Why should the management of University of lagos rusticate a student based on the article he wrote on social media.
Well, Students from different tertiary institutions stormed the school to protest over the rustication of 11 students of the institution.
The mass protest was held under the platform of “Save UNILAG Coalition” comprising the National Association of Nigerian Students (NANS), the Alliance of Nigerian Students against Neoliberal Attacks (ANSWER), the Tai Solarin University of Education (TASUED) Students Union Government (SUG), Education Rights Campaign (ERC), the Students and Youth Activist Support Initiative (SYASI), United Action for Democracy UAD, the Nigeria University Education Students Association (NUESA) and a host of other civil societies.
The downpour did not deter the protesters.
Two of them were injured as the Sabo Police Division attempted to stop them from entering the school.
A protester, Seyi Daniels, said the police tried to stop the students with teargas and guns.
“Stopping students’ right is giving our nation false hope.
Management has locked the school gate because of the protest. Students and commuters are stranded,” he said.
Lagos police command’s spokesman, Olarinde Famous-Cole, an Assistant Superintendent of Police (ASP), said they were not aware of any protest.
The Save Unilag Coalition Secretary, Juwon Sanyaolu, said the rusticated students were only expressing their feelings about the condition of the university hostel.
Sangolu said: “Between April 6 and 8 last year, UNILAG students protested bad welfare condition on the campus. Even a chicken cannot survive in that school hostel for a week and yet you put human beings there. You stock 20 of them despite paying N26,000 for accommodation fee in a rat hole you call a hostel. That was the condition these students protested against.
Instead of listening to the demands of these students, they rusticated 11 of them and subsequently disbanded the students’ union.
We cannot continue to run a university like a prison camp and expect a meaningful development. Therefore these students who are not criminals should be reinstated with immediate effect.
“Today, the condition of living is quite abysmal. It has not changed. The students are not protesting not because they are not in support, but because the management has forced them to signed an indemnity form.
The form contains pages, paragraphs that do not only violate humanity but violate the constitution. On this note, we say the management should reverse the obnoxious policies and restore immediately a better condition of living in the university.
He added: “The management increased the accommodation fee of post-graduate students from N60,000 to N120,000. The students wrote a letter, demanding a review of the increment.
The next thing the management did was to ask about 40 students to face a disciplinary panel.
The government is not even paying the N18,000 minimum wage; they are owing our parents salaries, commodities are high, families can hardly boast of two square meal per day and yet you are increasing fee under this biting recession, how thoughtless can that be?
You want to victimise them with a vindictive panel instead of reasoning with their demands. The panel that was set up should be disbanded. Our students should be granted freedom of speech.”

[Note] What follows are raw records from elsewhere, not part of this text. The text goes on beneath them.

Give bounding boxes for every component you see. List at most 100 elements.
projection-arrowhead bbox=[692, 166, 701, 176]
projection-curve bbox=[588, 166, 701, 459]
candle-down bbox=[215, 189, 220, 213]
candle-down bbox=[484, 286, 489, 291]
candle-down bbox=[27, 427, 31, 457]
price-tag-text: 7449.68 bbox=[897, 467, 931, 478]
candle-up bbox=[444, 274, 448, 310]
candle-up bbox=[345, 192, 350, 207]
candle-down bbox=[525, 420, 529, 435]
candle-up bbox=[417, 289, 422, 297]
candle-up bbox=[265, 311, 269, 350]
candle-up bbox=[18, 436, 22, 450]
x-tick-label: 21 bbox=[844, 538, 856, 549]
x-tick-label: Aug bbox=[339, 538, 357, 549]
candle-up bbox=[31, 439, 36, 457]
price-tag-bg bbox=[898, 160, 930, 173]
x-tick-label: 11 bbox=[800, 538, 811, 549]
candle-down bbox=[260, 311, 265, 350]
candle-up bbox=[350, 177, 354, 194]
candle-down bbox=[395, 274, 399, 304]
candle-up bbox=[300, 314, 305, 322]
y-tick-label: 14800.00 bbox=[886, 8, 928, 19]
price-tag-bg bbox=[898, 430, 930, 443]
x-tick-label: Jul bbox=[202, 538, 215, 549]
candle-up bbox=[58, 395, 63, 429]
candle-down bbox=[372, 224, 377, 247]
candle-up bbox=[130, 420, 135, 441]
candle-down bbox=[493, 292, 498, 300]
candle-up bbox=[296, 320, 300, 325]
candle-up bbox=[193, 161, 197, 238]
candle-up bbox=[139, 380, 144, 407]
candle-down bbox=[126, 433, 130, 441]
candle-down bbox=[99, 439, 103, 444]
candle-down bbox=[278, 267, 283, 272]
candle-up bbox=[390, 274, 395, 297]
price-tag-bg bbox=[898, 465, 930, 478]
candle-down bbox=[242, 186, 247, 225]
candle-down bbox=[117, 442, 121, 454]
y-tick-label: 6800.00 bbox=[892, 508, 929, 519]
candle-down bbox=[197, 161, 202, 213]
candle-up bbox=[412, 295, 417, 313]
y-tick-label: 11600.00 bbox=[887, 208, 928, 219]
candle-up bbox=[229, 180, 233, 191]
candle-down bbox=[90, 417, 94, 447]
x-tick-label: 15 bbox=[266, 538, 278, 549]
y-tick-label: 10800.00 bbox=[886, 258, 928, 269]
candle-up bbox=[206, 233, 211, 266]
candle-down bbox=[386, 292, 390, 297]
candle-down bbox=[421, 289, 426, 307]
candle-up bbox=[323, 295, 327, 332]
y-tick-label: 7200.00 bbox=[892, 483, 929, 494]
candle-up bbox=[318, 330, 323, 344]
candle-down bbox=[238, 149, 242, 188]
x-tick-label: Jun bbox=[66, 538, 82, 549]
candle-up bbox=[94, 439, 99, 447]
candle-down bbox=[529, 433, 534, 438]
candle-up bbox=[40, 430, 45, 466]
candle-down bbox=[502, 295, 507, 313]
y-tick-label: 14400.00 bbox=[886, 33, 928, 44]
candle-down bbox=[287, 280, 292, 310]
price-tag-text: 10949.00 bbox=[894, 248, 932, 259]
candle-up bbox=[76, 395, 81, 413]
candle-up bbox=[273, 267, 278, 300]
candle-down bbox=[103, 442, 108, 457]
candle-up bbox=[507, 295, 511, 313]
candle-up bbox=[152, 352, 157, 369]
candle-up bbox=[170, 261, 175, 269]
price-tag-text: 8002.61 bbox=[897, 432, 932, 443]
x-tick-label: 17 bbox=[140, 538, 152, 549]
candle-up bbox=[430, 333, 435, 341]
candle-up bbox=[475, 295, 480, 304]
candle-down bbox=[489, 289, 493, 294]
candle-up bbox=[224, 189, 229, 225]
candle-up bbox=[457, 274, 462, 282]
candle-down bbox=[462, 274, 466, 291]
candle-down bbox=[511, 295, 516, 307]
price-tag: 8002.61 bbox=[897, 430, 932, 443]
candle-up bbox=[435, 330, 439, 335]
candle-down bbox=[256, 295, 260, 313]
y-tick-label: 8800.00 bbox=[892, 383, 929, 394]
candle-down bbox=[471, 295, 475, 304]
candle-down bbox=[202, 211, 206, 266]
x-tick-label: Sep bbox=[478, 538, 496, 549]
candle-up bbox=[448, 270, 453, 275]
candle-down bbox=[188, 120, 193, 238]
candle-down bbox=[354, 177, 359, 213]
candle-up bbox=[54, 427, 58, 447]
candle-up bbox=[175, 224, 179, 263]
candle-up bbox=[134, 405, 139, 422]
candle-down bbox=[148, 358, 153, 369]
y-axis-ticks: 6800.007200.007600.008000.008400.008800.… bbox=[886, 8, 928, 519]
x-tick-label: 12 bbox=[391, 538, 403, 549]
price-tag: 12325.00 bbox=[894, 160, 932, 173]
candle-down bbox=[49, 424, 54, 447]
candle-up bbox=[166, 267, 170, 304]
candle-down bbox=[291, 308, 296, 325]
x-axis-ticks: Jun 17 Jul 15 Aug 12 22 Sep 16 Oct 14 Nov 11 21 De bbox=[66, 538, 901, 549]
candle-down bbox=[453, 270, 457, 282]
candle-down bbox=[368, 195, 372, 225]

National Association of Nigerian Students (NANS) Lagos chapter chairman Moses Adewale said the students union should be given freedom to operate.
“The management has chosen not to make these students valuable for themselves and their families. The condition of the students in the school is unfavourable. The students are being treated like kids forgetting that a tertiary institution is made up of adolescents and youths.
The institution is beyond going to the classroom to receive lecture. Our students need to be socially involved.
Having a union has nothing to do with politics. It is supposed to fight for the rights of our students. How could the UNILAG management just believe that they have the constituted authority to dissolve the union?”
Head of ERC, Lagos State University (LASU) chapter, Dhikrullahi Aasim Akorede, said: “We are here to fight against any form of victimisation in the educational sector. Our concern is that why should the management rusticate a student based on the article he wrote on social media.
If at all they want justice to reign, they should sue him to court. That is an infringement on the right to expression. We are demanding they reinstate Femi Adeyeye and the 10 others.
We were in the rain all through to make our demand. Two of our members were arrested because the victims of the struggle requested that we follow them in.
UNILAG Deputy Registrar, Information Unit, Mr Toyin Adebule, said “This is to inform the general public that the University of Lagos students are not protesting. The gathering outside the university gate consists of rusticated students and allies. They have challenged the university in court and the case has been struck out. Let me assure you that lectures are ongoing without any form of disruption.”